A lot of the unexpected behavior seemed to be about people responding to data state, which suggests we ought to test more there
Order of operations falls often outside the anticipated “happy path” scenarios, so we ought to exercise those paths more
Extracting identifiers and other meaningful information from mid-URL is an awkward way to process data, see if we can add the information as specific fields on the log entry
It may be worth building tools to store information longer the 30 day log window to permit longer trend analysis
It may be worth investing in more visualizations and analysis tools
It may be a good idea to correlate backend activity to incident reporting activity
Excel is handy for off-the-cuff data analysis, but tedious if you expect to do something a lot, so maybe consider writing some code to do the same thing faster
Some of the use cases are ambiguous in the API data (e.g. “swap” versus “return”) and might warrant some design changes

As I said, sometimes testing isn’t about executing tests

Testing is the act of learning about a product via exploration and observation for the sake of understanding risk. We often imagine that as a kind of experiment where the tester tries something, makes an observation, considers if anything they observed seems wrong or unusual, repeats that across a set of things they want to try, and reports their findings in the end. We usually think of each little experiment, what some call a test case, as the whole of testing.

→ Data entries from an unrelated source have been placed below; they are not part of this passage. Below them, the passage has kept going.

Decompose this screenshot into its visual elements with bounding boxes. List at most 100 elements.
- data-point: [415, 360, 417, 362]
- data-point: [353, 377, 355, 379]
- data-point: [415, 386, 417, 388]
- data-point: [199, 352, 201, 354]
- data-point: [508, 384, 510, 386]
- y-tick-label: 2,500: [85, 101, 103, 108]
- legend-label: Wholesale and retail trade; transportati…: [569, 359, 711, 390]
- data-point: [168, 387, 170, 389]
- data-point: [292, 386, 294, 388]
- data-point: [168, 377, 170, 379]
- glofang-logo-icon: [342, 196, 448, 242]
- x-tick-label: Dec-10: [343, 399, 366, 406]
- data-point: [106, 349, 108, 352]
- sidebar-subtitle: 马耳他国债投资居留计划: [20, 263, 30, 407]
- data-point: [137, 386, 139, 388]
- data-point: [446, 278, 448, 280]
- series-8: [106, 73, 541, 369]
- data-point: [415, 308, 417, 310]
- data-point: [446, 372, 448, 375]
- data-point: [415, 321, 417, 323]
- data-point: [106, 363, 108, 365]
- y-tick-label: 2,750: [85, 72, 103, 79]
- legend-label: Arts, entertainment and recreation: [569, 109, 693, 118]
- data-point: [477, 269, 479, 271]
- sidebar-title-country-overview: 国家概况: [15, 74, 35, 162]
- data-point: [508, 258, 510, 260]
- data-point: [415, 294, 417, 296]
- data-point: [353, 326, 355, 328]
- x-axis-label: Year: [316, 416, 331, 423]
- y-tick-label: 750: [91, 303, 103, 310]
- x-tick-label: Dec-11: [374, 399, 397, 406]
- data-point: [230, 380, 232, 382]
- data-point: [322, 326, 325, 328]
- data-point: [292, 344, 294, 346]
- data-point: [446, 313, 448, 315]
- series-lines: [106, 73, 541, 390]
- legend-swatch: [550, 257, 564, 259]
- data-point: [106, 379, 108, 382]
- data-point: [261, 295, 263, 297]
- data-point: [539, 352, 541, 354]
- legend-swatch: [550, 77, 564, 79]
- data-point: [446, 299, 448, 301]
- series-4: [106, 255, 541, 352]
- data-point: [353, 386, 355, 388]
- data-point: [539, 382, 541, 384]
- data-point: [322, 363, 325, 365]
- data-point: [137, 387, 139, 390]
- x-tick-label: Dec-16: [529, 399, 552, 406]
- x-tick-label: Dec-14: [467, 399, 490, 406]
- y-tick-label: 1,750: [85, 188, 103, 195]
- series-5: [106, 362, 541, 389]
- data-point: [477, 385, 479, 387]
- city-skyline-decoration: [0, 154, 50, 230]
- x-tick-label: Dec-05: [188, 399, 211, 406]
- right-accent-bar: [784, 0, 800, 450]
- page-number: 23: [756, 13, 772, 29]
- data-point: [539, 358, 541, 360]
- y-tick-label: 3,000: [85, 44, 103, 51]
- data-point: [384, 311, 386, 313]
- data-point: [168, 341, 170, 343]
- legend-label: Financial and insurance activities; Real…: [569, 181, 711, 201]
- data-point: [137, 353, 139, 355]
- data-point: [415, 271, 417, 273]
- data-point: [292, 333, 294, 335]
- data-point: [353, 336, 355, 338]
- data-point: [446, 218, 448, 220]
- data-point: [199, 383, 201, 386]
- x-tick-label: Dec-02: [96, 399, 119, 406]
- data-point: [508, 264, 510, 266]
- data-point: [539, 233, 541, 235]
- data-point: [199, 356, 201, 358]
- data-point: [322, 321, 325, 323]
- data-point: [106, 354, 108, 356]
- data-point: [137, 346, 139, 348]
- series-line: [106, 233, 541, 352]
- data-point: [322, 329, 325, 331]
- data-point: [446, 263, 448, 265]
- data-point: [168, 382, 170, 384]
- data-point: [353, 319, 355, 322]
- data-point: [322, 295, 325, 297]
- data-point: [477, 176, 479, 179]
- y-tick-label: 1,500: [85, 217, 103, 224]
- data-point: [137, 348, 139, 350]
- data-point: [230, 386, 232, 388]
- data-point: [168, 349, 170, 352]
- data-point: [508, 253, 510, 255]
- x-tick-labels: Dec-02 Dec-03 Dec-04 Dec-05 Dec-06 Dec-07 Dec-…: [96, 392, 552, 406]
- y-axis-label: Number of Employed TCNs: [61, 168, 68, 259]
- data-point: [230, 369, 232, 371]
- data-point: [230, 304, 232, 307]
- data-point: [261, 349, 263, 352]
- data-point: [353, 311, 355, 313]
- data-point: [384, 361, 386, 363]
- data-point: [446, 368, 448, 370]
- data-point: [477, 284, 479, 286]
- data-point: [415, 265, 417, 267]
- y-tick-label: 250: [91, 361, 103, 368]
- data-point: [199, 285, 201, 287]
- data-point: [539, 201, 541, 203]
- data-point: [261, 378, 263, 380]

Another way of testing is to explore information coming out of a system. You do not need to evoke action in the system, or change a test condition. You can observe the behavior of the system and look for what actions are already happening, what conditions already exist. This is a form of signals based testing, but without applying a workload to generate the signal. You may or may not discover bugs in this process. You might only realize or understand a test condition, behavior, action, or coverage idea you had not considered before. You might recognize risk that has not been investigated. Whatever you find, you are still engaging in a productive form of testing when you go digging through the data.